The other states in the PARCC consortium will be implementing the new assessment in all of
their schools this coming spring. As you know, Massachusetts is playing a major role in the
development of PARCC. I chair the consortium's governing board, and our student assessment
staff, led by Associate Commissioner Liz Davis, is actively involved on a day-to-day basis with
the test's development. Even so, we have very good reasons for taking a more cautious and
measured approach to a decision on PARCC than our sister states:
MCAS is a highly regarded, high quality test that has served us well for nearly two
decades. Although we know that we need to raise the bar even further if we are to
maintain our leadership in K-12 education, we made the commitment that our next
generation state assessment will be as good as or better than MCAS.
Last spring's field tests, while valuable, do not give us all the information we would need
to make a final decision this fall on adopting PARCC. Next spring's planned side-by-side
testing will give us a wealth of comparative data, and will allow more educators and
students to experience and provide feedback on PARCC.
The debate over new curriculum standards and assessments based on the Common Core
State Standards has become politicized in many states. If we want to avoid that happening
here, we need to demonstrate that we will be thoughtful and deliberate, as we have always
been, in making these important decisions.
Local school officials have given us a lot of feedback about the challenges of
implementing a wide range of new initiatives in recent years.

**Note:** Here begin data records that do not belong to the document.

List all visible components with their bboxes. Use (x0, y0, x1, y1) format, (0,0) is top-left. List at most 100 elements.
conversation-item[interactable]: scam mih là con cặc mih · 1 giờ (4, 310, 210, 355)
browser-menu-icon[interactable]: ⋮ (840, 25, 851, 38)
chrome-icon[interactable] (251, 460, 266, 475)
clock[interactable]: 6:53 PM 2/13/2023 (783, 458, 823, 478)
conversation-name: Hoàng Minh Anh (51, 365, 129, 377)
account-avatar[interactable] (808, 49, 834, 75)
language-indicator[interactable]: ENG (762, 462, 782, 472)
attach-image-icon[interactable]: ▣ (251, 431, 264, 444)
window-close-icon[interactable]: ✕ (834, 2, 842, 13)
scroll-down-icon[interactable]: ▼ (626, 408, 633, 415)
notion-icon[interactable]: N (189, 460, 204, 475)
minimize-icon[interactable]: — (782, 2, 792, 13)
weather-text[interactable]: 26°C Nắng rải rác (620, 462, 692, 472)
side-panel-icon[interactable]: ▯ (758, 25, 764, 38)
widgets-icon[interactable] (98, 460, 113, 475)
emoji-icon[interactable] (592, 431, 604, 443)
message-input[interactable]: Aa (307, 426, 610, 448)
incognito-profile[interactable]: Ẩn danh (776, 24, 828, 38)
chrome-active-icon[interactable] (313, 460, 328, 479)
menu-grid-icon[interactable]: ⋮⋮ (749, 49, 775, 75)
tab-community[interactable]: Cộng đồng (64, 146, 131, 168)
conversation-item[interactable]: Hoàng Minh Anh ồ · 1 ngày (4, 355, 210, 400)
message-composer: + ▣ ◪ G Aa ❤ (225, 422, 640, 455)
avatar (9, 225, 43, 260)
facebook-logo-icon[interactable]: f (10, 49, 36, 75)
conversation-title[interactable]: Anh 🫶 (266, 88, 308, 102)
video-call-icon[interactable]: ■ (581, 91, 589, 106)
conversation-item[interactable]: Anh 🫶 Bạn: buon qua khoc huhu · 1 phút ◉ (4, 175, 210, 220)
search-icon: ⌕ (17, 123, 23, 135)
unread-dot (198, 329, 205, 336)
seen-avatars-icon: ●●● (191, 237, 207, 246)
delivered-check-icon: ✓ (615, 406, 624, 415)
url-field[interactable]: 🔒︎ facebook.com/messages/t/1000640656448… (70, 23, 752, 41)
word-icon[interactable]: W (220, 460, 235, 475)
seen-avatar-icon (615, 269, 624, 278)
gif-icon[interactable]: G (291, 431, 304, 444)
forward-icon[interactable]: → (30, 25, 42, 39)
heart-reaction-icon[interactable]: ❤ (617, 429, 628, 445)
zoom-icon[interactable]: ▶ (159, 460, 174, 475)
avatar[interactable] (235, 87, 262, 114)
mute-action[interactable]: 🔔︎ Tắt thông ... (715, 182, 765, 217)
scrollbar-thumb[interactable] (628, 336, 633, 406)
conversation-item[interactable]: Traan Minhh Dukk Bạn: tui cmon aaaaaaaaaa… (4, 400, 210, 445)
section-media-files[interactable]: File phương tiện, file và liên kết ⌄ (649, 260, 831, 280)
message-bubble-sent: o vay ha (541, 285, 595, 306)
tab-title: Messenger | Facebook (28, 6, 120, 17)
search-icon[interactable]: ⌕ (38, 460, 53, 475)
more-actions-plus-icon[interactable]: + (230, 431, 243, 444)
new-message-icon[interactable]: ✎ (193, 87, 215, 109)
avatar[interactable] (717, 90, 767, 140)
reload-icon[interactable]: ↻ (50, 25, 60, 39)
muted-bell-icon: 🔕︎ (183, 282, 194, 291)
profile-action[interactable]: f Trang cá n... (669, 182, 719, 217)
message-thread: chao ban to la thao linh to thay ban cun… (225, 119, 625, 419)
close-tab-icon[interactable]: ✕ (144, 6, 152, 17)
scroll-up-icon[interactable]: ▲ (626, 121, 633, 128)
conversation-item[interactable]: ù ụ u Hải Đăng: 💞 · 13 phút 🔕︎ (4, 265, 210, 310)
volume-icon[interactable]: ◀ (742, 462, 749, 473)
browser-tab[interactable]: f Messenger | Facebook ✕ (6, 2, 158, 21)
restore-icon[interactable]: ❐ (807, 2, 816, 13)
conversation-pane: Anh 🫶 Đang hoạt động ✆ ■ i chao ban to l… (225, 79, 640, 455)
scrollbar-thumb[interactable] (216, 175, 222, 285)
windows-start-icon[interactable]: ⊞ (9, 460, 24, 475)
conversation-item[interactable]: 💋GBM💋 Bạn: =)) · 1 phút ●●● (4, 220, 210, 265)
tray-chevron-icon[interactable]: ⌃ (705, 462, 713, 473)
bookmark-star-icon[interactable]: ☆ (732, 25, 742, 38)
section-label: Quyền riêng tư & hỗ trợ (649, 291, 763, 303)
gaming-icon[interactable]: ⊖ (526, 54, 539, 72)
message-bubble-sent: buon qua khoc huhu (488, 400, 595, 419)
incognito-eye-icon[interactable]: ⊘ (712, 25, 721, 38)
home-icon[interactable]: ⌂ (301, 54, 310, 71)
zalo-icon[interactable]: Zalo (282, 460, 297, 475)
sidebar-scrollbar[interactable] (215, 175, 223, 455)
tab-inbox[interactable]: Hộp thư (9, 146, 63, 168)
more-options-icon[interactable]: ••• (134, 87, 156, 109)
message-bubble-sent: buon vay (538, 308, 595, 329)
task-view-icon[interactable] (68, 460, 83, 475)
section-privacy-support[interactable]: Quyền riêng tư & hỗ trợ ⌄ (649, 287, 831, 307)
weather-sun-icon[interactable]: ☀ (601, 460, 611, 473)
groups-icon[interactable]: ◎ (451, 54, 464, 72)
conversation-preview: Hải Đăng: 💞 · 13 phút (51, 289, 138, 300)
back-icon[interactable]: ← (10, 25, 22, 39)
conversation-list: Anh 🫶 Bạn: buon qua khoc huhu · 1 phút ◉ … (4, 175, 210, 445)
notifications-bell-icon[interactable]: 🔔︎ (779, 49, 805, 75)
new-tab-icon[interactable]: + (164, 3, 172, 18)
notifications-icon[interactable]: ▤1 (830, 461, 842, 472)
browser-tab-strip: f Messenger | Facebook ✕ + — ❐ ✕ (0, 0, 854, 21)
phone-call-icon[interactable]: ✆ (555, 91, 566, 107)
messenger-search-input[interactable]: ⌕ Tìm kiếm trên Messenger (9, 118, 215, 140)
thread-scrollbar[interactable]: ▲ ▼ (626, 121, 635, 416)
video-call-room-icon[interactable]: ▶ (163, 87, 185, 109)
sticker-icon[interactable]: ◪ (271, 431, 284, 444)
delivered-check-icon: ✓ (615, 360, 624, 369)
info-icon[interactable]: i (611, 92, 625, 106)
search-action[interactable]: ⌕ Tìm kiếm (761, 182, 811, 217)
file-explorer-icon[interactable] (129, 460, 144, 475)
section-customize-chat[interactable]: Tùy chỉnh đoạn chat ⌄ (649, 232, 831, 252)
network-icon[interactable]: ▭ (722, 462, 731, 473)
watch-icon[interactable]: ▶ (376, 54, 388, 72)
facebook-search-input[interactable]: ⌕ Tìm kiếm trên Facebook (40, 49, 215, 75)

Giving districts a choice of
assessments in spring 2015 will provide a welcome respite for those districts that are
concerned they may lack the capacity to move to a new state assessment this year.
We have been forthcoming with ED staff over the past 15 months about our two-year test drive
plan. Secretary Duncan has said that he fully understands and empathizes with the reasons for our
transition plan, but he is unable to offer us a waiver option that was not available to other states.
Accordingly, Assistant Secretary Delisle's letter requires us to demonstrate that we are prepared
to make a final decision on our statewide testing program for 2015-16 and beyond. As I noted
above, the Board is scheduled to take that vote in the fall of 2015, after we have carefully
considered the results of the MCAS-PARCC comparison review. The ED directive reinforces the
importance of keeping to that schedule.
At the same time, I do not believe that ED's finding of non-compliance for 2014-15 is sufficient
reason for us to accelerate our decision-making timetable. I recommended, and the Board
adopted, the two-year transition plan because it is in the best interests of our students and
teachers. We value our partnership with the federal government, but there are times when
partners will disagree, and when that happens, our first and foremost obligation is to do what is
right for Massachusetts.
We will have an opportunity to discuss these issues in greater detail at the upcoming Board
meeting on October 21. In the meantime, please let me know if you have any questions.